Es complicado apuntar a Lenín Moreno como un ejemplo de la derecha ecuatoriana, y no solo porque fue elegido como la continuidad del proyecto progresista de Rafael Correa sino porque él sí tiene una trayectoria política anterior a la presidencia que lo respalda como figura de izquierda.
Sin embargo, el viraje de su política económica a un neoliberalismo sin tapujos, cuyo resultado ha sido una crisis económica en tiempo record y la necesidad de endeudarse con el Fondo Monetario Internacional (FMI) en 4,6 mil millones de dólares, lo acercan mucho a la otra vereda en la práctica
Los últimos decretos tomados en ese camino hacia la derecha han generado como consecuencia las protestas observadas en el país esta última semana contra las medidas de ajuste las mismas que el organismo financiero impone en todos sus programas de rescate, siempre apuntando a recortar gastos, como el subsidio a los combustibles, lo que provocó la revuelta primero de los gremios de los transportes, a la que después se sumaron organizaciones estudiantiles y de pueblos indígenas, contrariadas por otros recortes, en recursos destinados a sus sectores.

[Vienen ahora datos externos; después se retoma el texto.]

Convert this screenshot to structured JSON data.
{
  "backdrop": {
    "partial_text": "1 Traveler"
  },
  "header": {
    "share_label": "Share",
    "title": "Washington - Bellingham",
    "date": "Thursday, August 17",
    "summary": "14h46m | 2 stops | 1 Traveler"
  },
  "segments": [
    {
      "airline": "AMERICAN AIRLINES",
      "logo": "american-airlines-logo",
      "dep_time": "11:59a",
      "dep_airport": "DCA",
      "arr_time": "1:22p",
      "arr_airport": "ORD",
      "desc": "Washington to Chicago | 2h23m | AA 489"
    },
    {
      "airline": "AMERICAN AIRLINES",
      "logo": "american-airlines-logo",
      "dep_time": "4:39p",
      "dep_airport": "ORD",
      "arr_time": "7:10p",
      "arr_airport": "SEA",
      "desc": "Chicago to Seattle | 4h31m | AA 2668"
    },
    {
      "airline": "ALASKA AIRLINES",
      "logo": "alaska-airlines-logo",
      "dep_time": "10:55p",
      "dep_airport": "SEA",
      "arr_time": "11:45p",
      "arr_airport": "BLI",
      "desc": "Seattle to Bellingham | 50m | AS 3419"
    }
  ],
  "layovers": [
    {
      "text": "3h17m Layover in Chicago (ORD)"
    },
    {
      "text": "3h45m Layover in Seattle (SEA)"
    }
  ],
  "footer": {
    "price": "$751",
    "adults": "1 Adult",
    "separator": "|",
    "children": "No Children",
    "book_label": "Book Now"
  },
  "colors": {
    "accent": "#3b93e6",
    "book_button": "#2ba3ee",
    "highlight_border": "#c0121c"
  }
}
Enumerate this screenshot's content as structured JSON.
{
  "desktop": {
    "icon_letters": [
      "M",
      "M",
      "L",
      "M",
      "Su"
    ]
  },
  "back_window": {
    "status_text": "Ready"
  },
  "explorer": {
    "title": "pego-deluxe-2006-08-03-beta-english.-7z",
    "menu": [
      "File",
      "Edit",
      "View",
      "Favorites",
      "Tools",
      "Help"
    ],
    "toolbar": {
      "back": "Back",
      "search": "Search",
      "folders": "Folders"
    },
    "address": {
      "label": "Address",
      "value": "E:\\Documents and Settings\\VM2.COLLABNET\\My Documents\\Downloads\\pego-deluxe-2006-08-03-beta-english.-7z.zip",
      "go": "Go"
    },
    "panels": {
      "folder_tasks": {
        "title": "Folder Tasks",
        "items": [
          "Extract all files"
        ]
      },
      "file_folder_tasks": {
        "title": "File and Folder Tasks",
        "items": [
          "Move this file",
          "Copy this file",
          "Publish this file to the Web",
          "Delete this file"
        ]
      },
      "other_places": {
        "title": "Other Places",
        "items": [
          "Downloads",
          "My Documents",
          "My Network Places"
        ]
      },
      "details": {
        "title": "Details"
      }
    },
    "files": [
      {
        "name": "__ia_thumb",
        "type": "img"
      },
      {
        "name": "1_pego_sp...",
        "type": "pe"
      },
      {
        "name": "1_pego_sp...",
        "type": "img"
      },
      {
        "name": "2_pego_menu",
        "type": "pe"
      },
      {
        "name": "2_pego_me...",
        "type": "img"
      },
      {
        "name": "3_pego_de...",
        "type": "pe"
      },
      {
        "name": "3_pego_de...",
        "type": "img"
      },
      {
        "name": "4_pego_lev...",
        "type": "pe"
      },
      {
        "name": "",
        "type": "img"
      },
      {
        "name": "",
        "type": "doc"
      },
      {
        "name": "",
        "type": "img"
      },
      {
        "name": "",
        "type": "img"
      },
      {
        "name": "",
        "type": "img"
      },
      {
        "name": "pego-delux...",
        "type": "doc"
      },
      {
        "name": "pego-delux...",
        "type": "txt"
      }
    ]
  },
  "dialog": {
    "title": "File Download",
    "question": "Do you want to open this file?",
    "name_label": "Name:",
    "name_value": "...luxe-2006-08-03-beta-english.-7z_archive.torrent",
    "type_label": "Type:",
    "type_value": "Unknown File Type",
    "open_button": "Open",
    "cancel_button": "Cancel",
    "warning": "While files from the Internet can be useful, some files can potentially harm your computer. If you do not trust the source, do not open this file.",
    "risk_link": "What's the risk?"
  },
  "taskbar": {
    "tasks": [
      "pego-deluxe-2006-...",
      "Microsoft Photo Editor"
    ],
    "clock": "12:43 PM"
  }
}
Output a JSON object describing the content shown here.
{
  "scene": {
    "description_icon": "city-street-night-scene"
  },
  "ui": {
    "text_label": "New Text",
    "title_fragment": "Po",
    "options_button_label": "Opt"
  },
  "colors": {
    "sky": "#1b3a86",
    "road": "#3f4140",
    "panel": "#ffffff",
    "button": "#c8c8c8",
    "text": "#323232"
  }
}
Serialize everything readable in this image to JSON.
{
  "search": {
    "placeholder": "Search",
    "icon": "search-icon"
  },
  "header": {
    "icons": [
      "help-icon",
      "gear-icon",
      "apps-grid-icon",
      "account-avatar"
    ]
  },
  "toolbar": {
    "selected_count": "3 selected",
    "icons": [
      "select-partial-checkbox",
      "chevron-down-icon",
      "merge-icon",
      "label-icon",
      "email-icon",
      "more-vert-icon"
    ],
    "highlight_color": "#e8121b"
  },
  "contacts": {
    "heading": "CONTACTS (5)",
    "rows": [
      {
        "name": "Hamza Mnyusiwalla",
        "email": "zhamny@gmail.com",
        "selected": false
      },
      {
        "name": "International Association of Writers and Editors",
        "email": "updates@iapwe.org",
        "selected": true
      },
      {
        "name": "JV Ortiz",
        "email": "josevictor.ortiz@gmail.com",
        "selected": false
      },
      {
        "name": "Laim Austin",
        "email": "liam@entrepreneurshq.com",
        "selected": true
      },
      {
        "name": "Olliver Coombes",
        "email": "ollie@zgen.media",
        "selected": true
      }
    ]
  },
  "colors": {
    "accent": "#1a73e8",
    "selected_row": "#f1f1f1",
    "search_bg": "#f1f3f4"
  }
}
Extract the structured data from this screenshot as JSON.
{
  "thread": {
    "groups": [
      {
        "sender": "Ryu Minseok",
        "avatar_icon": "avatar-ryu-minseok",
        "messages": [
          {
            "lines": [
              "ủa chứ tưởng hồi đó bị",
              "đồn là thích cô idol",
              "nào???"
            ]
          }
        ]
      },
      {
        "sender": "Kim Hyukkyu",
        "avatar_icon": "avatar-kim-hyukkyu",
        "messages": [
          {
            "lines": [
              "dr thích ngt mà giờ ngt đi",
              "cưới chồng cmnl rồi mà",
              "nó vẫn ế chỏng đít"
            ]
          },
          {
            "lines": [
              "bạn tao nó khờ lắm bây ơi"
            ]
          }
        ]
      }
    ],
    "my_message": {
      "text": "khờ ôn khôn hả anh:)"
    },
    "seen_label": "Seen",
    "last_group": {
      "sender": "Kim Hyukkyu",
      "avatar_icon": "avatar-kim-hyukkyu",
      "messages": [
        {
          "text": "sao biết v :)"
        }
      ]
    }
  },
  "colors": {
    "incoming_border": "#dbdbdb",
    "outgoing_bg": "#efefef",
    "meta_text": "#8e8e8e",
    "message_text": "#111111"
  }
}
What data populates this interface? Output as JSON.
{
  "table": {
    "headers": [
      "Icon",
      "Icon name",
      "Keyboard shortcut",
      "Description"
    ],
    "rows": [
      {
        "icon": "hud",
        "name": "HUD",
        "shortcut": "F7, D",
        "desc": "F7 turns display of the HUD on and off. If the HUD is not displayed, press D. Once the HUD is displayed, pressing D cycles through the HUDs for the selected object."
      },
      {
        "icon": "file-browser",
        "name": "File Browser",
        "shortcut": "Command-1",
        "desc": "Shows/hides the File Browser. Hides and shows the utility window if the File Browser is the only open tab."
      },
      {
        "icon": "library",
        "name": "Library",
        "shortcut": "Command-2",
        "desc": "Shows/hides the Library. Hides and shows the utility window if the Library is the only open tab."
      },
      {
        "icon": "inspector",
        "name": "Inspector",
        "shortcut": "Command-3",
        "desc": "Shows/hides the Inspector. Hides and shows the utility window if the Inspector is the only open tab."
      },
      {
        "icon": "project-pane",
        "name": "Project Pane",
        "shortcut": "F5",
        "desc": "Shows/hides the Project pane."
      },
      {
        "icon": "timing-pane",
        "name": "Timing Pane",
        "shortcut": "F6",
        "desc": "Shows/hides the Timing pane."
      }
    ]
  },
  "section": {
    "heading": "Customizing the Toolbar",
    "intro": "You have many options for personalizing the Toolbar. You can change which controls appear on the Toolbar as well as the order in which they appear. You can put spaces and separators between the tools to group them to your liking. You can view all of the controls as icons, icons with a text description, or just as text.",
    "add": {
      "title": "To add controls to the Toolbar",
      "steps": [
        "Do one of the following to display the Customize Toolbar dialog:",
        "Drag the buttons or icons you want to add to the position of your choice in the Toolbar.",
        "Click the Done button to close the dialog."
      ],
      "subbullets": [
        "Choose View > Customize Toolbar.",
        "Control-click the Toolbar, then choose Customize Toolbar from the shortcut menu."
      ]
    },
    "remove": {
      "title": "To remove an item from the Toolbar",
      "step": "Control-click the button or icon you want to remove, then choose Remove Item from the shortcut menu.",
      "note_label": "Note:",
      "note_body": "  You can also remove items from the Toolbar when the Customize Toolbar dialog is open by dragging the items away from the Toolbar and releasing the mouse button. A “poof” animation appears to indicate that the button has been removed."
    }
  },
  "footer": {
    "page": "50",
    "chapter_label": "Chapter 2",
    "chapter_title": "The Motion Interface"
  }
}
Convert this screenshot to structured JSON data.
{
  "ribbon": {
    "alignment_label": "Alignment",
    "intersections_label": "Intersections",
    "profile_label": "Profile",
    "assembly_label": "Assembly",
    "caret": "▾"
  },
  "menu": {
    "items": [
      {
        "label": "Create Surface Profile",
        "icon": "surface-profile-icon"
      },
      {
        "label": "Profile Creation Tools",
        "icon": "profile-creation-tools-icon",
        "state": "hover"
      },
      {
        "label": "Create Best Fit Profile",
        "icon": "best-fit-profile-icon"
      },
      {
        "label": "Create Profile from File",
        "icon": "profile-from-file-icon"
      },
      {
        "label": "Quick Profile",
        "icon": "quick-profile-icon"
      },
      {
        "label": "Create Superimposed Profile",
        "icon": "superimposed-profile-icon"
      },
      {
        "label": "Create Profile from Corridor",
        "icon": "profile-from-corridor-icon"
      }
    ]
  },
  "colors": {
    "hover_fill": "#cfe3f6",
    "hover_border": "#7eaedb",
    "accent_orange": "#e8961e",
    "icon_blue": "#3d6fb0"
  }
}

Las protestas llevaron a Moreno a tomar otra postura que lo empuja a la derecha: la de decretar estado de excepción en el país por 60 días, medida que permite reforzar la represión y las detenciones contra los manifestantes.
Hay que recordar que el rescate que recibió del organismo financiero nace de un acuerdo con el gobierno del ultraderechista Donald Trump, que involucró la entrega del activista Julian Assange a las autoridades británicas y a una muy posible pena de muerte en los Estados Unidos.
Además, incluso en términos valóricos se da ese problema: el recientemente aprobado proyecto de despenalización del aborto en tres causales todavía no ha sido sancionado, y Moreno dice que necesita pensar para saber si va a vetar al menos en la causal de embarazo fruto de violación, una duda que responde claramente a que ha sido presionado por grupos conservadores, y da señales de que puede terminar cediendo.